Rechtsextremisten tarnen ihre Hetzschriften im Internet nach Erkenntnissen von Verfassungsschützern immer geschickter. "Es gibt eine große Diskussion in der rechten Szene. Viele wollen sich im Internet nicht mehr sofort mit Hakenkreuzen und Parolen in gotischer Schrift auf dem Bildschirm als plumpe Anhänger des Nationalsozialismus zu erkennen geben", sagte Rüdiger Hesse, Sprecher des niedersächsischen Verfassungsschutzes, am Wochenende in Hannover. Mit dieser Strategie sollten als Zielgruppe vor allem Jugendliche für rechtsextremes Gedankengut gewonnen werden. Als Beispiel nannte Hesse eine angebliche Hausaufgabenhilfe. "Dahinter verbargen sich eindeutig rechtsextremistische Aussagen".

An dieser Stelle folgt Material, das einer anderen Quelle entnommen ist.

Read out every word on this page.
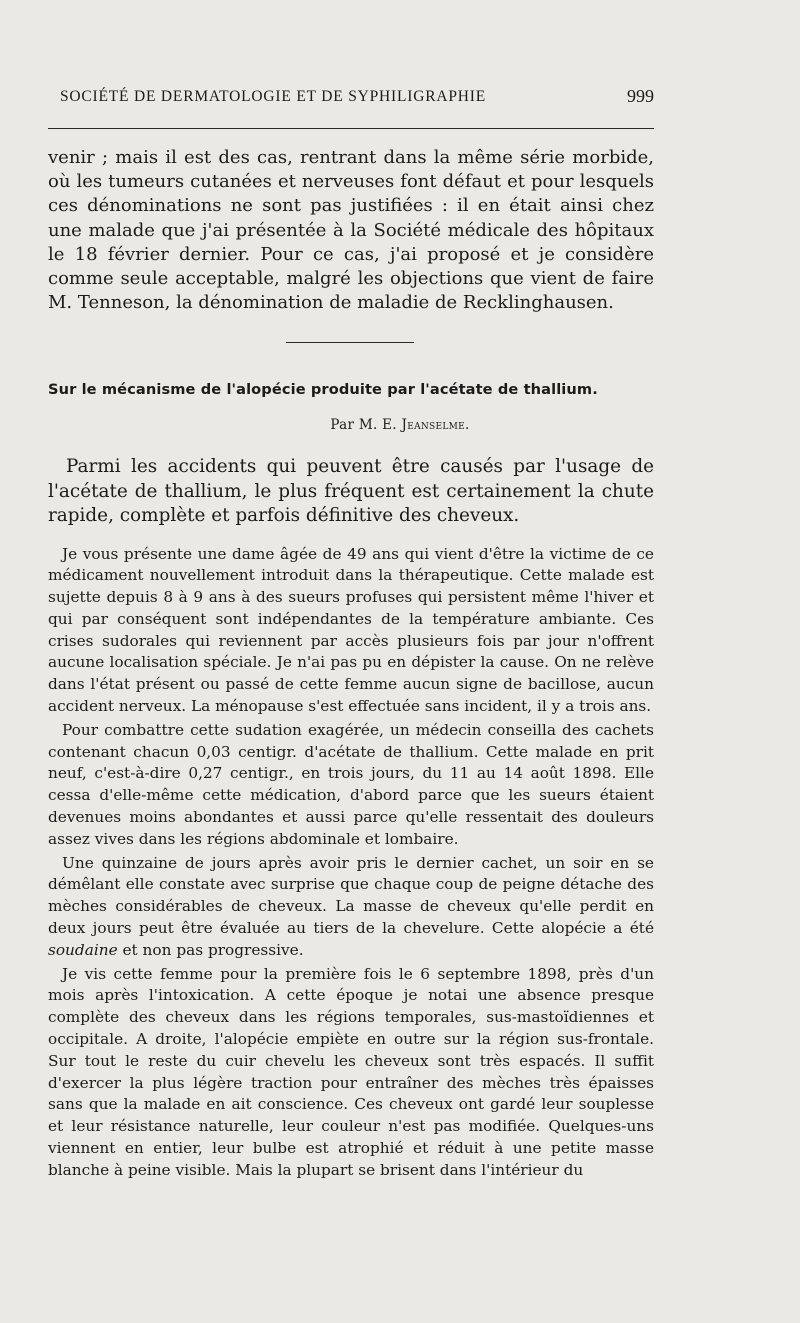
SOCIÉTÉ DE DERMATOLOGIE ET DE SYPHILIGRAPHIE	999

venir ; mais il est des cas, rentrant dans la même série morbide, où les tumeurs cutanées et nerveuses font défaut et pour lesquels ces dénominations ne sont pas justifiées : il en était ainsi chez une malade que j'ai présentée à la Société médicale des hôpitaux le 18 février dernier. Pour ce cas, j'ai proposé et je considère comme seule acceptable, malgré les objections que vient de faire M. Tenneson, la dénomination de maladie de Recklinghausen.

Sur le mécanisme de l'alopécie produite par l'acétate de thallium.
Par M. E. Jeanselme.

Parmi les accidents qui peuvent être causés par l'usage de l'acétate de thallium, le plus fréquent est certainement la chute rapide, complète et parfois définitive des cheveux.

Je vous présente une dame âgée de 49 ans qui vient d'être la victime de ce médicament nouvellement introduit dans la thérapeutique. Cette malade est sujette depuis 8 à 9 ans à des sueurs profuses qui persistent même l'hiver et qui par conséquent sont indépendantes de la température ambiante. Ces crises sudorales qui reviennent par accès plusieurs fois par jour n'offrent aucune localisation spéciale. Je n'ai pas pu en dépister la cause. On ne relève dans l'état présent ou passé de cette femme aucun signe de bacillose, aucun accident nerveux. La ménopause s'est effectuée sans incident, il y a trois ans.

Pour combattre cette sudation exagérée, un médecin conseilla des cachets contenant chacun 0,03 centigr. d'acétate de thallium. Cette malade en prit neuf, c'est-à-dire 0,27 centigr., en trois jours, du 11 au 14 août 1898. Elle cessa d'elle-même cette médication, d'abord parce que les sueurs étaient devenues moins abondantes et aussi parce qu'elle ressentait des douleurs assez vives dans les régions abdominale et lombaire.

Une quinzaine de jours après avoir pris le dernier cachet, un soir en se démêlant elle constate avec surprise que chaque coup de peigne détache des mèches considérables de cheveux. La masse de cheveux qu'elle perdit en deux jours peut être évaluée au tiers de la chevelure. Cette alopécie a été soudaine et non pas progressive.

Je vis cette femme pour la première fois le 6 septembre 1898, près d'un mois après l'intoxication. A cette époque je notai une absence presque complète des cheveux dans les régions temporales, sus-mastoïdiennes et occipitale. A droite, l'alopécie empiète en outre sur la région sus-frontale. Sur tout le reste du cuir chevelu les cheveux sont très espacés. Il suffit d'exercer la plus légère traction pour entraîner des mèches très épaisses sans que la malade en ait conscience. Ces cheveux ont gardé leur souplesse et leur résistance naturelle, leur couleur n'est pas modifiée. Quelques-uns viennent en entier, leur bulbe est atrophié et réduit à une petite masse blanche à peine visible. Mais la plupart se brisent dans l'intérieur du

Nach Erkenntnissen von Kollegen des Bundesverfassungsschutzes sei allerdings die Zahl der Webseiten deutscher Rechtsextremisten vor allem auf US-amerikanischen Servern drastisch zurückgegangen, erläuterte Hesse. "Am Jahresende 2001 waren es noch 1300 Seiten. Jetzt sind es 920. Vielleicht achten die US-Aufsichtsbehörden seit den Anschlägen vom 11. September stärker auf antisemitische und fremdenfeindliche Texte." (dpa) / (em)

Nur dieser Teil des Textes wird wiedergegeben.